La fête la plus importante reste le “Mardi Gras” : chaque année, le village accueille un mini-carnaval singulier, aux costumes flamboyants mais d’inspiration souvent locale, où la “mas” (mascarade) croise des airs de calypso. On partage alors :
- Des “tartes à la noix de coco” vendues à la criée
- Des rhums arrangés aux écorces d’orange et cannelle
- Des beignets d’igname servis brûlants en fin de procession
Signe distinctif : les langues s’entremêlent, entre le français, l’anglais, le créole saint-martinois (riche en expressions imagées telles que “ti ba mwen on lyann”, littéralement “passe-moi une racine”, c’est-à-dire “aide-moi”).

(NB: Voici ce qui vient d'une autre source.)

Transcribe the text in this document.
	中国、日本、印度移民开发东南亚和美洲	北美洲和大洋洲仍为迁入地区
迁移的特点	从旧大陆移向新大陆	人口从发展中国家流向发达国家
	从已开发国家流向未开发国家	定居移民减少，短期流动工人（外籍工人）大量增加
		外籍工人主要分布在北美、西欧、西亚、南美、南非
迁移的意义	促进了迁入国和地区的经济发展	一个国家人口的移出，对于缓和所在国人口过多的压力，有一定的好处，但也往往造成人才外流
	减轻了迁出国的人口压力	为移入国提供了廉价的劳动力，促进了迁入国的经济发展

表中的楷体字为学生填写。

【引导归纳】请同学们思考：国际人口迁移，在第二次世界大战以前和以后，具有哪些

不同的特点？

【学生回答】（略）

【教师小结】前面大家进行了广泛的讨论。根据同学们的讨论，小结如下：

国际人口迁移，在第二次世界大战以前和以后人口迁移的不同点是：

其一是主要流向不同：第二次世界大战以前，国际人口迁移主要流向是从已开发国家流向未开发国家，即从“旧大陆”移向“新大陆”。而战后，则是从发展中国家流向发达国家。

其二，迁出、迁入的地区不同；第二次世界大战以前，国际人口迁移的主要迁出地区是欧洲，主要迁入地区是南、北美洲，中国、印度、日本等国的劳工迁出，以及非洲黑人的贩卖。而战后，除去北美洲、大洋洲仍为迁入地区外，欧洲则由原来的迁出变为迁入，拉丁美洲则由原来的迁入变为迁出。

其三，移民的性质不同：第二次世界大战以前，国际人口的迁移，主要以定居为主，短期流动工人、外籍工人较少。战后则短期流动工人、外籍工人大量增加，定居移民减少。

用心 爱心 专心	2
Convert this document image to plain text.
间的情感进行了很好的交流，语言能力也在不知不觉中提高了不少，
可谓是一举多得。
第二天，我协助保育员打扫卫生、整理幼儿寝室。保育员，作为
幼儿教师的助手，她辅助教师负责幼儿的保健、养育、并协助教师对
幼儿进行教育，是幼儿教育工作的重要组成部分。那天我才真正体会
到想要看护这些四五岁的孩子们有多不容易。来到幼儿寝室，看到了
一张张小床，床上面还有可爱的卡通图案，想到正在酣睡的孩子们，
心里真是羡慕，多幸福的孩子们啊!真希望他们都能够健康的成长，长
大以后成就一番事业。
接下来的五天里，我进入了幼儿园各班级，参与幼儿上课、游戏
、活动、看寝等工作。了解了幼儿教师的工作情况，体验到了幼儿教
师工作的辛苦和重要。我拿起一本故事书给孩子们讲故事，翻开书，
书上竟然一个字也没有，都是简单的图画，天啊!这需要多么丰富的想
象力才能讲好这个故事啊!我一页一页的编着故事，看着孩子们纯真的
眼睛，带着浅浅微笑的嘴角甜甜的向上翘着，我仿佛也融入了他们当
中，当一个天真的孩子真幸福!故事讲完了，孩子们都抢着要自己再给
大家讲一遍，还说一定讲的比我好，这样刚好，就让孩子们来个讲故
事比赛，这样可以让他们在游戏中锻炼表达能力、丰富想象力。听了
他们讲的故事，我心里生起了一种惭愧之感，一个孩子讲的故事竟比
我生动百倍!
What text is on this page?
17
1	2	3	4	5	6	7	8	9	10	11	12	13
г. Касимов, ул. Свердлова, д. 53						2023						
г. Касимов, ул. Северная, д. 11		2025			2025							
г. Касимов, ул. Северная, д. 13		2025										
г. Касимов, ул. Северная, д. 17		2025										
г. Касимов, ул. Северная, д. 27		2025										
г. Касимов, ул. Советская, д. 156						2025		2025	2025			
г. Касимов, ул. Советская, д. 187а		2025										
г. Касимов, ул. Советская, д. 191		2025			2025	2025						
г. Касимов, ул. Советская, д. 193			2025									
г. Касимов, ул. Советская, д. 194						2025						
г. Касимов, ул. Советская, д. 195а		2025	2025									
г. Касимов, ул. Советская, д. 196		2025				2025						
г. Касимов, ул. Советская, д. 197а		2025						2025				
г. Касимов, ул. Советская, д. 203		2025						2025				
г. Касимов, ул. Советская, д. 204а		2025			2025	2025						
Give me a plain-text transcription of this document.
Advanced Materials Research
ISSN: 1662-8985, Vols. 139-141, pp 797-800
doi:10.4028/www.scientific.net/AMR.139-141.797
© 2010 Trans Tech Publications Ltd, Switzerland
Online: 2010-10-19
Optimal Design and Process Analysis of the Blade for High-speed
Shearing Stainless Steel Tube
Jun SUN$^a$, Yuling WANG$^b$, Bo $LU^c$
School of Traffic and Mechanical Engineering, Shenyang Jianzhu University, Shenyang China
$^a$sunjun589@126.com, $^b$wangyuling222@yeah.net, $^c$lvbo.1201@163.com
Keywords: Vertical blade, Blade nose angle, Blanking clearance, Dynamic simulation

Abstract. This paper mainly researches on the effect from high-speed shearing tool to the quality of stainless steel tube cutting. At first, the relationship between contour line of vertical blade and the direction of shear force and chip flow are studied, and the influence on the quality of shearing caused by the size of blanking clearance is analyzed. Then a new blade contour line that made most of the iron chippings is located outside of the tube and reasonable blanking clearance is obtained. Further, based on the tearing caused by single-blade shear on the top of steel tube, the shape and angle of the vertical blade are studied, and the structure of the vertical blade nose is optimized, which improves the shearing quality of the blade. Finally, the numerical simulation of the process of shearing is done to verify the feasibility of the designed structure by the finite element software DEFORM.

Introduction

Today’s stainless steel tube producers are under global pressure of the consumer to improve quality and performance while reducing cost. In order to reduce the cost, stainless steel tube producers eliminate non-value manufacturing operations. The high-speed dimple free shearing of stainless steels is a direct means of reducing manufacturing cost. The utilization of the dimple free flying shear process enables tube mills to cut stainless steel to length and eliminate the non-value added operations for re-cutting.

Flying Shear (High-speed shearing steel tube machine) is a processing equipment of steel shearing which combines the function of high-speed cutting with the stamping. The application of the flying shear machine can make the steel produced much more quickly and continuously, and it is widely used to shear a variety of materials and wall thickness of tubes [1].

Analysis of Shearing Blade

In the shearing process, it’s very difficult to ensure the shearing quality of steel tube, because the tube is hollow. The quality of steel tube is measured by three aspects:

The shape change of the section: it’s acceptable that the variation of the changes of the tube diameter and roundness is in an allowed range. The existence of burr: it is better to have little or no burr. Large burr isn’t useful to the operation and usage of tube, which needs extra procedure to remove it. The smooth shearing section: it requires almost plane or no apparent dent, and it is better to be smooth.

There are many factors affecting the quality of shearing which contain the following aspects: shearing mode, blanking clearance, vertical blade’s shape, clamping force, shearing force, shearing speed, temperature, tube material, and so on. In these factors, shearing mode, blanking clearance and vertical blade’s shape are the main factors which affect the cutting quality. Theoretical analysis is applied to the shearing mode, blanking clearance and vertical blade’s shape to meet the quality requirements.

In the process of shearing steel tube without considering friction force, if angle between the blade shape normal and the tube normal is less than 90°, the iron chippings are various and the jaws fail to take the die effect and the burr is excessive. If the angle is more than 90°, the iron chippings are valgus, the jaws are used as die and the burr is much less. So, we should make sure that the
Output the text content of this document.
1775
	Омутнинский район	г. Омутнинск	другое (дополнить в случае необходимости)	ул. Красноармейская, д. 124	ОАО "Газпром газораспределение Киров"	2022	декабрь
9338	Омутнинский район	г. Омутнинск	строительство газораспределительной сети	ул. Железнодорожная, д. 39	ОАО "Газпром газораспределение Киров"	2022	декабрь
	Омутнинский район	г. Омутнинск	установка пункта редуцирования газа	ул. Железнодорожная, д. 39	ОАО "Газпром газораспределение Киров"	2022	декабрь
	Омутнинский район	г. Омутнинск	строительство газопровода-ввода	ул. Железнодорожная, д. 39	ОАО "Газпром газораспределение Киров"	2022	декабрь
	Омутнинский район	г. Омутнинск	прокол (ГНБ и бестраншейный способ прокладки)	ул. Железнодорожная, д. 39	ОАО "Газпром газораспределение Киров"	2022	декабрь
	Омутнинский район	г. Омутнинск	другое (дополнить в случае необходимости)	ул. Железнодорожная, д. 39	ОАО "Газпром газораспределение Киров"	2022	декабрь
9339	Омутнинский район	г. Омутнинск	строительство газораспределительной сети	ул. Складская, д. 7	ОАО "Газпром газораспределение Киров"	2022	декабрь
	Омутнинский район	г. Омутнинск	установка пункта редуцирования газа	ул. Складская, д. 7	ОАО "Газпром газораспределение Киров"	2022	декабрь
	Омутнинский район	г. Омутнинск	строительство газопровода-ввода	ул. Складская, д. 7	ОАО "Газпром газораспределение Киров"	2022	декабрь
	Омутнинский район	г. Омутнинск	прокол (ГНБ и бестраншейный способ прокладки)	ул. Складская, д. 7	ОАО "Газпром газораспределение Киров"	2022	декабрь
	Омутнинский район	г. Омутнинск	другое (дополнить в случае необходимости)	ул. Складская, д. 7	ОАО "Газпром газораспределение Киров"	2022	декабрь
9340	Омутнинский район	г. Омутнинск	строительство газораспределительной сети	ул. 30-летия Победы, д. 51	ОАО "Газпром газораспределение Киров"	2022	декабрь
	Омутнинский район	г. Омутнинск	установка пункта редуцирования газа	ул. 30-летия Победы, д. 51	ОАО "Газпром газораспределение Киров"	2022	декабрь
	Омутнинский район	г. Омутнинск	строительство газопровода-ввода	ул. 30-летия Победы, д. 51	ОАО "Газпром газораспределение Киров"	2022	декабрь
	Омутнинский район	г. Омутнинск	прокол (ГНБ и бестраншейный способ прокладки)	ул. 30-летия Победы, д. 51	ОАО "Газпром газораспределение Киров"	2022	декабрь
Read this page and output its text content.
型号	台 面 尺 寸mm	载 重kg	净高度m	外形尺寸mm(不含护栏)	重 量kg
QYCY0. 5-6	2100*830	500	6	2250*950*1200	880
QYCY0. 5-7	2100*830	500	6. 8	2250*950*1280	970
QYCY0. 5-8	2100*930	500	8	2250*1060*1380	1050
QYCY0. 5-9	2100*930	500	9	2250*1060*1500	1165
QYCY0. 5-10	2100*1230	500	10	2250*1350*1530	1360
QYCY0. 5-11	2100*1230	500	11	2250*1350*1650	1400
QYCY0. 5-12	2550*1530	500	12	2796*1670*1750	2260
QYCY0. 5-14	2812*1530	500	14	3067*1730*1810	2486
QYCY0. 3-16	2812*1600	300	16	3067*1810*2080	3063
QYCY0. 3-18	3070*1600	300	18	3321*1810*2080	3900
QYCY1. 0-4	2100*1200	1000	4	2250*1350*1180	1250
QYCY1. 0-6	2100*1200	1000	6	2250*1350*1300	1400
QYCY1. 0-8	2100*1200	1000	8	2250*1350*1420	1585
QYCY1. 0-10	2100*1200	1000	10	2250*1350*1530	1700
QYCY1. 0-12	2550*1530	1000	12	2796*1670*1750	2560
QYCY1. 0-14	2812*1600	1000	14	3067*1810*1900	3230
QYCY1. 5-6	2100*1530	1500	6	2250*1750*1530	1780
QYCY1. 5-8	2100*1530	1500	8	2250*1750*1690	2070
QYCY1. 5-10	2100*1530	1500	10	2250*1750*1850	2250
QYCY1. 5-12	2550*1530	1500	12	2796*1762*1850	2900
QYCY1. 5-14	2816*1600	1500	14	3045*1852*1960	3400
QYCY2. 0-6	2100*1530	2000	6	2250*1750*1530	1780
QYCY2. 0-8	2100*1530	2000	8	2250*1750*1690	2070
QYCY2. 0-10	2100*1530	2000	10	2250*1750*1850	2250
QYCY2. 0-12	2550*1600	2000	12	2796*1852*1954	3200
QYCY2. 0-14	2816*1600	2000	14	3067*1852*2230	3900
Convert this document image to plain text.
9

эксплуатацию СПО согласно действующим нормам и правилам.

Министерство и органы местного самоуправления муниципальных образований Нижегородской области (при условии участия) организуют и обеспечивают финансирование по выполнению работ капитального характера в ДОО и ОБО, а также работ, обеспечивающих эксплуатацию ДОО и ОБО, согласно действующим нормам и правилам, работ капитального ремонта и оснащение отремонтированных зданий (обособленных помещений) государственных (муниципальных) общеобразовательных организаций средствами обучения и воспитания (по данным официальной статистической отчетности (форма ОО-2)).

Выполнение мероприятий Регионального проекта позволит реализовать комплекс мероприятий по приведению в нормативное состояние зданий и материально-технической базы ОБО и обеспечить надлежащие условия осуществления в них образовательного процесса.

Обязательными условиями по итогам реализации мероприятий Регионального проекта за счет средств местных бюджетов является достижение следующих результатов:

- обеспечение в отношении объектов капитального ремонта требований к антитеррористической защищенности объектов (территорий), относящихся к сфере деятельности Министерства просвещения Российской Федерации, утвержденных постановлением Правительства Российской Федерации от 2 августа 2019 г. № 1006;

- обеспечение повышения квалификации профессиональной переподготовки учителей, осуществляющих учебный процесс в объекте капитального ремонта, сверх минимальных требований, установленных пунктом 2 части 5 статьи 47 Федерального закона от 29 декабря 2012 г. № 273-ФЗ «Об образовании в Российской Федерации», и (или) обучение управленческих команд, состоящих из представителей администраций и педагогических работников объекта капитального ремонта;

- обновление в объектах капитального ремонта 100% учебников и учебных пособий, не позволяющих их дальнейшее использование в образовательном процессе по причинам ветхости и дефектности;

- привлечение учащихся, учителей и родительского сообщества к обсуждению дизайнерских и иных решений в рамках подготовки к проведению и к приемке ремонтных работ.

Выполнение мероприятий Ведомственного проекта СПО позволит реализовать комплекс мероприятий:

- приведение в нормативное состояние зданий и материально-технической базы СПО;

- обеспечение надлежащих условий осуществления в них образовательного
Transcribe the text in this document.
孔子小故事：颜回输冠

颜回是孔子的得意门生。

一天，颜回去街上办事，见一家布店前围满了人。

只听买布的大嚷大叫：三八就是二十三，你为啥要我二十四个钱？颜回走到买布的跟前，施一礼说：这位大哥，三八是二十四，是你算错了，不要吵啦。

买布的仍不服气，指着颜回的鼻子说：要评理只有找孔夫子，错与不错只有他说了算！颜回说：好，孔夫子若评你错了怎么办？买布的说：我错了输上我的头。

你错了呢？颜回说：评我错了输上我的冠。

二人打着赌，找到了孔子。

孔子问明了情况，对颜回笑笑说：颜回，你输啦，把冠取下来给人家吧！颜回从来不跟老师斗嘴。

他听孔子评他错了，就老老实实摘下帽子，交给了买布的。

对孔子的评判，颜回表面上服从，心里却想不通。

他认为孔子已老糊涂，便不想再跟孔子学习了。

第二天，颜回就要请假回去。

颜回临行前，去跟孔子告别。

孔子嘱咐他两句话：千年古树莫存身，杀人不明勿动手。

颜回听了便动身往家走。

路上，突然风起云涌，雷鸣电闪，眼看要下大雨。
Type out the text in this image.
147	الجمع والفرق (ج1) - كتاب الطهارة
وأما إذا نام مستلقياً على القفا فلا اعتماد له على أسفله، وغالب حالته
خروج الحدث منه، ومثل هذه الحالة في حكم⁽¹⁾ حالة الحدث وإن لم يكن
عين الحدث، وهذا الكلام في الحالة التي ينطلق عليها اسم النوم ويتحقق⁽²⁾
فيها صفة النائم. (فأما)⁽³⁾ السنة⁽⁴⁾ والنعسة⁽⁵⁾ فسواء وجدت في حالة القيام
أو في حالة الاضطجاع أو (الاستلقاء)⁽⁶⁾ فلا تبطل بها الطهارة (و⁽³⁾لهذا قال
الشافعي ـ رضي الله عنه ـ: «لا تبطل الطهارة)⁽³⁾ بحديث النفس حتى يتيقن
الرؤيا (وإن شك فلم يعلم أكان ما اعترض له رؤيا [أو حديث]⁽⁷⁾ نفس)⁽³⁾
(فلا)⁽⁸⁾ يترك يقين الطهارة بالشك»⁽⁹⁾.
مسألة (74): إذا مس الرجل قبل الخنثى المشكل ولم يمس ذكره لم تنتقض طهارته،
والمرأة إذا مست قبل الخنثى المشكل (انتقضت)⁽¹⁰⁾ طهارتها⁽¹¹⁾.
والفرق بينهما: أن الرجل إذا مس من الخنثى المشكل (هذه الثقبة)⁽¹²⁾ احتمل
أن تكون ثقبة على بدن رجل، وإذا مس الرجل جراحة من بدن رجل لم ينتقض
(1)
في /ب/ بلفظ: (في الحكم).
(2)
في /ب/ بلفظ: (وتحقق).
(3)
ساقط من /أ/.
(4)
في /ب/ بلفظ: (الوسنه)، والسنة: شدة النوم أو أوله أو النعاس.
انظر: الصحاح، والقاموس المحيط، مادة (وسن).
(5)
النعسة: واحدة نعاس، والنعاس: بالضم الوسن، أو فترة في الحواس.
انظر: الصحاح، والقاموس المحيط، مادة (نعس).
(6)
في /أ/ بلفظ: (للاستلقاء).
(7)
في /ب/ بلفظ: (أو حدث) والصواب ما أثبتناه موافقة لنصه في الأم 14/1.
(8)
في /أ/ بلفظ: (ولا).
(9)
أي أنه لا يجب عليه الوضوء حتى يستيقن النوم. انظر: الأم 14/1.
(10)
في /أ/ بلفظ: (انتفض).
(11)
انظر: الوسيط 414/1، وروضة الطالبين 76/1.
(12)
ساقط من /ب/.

La population du village, d’environ 1 200 habitants (source INSEE, 2020), voit chaque année un brassage de nouvelles familles venues de Guadeloupe, de Haïti, d’Europe, qui s’ajoutent aux vieilles lignées installées depuis la fin de l’esclavage.
Plusieurs associations, comme le “Collectif d’Artisanat Grand-Case”, organisent marchés nocturnes et ateliers de savoir-faire : tressage du bakoua (chapeau), sculpture de tamarinier, confection de sirop batterie à base de canne.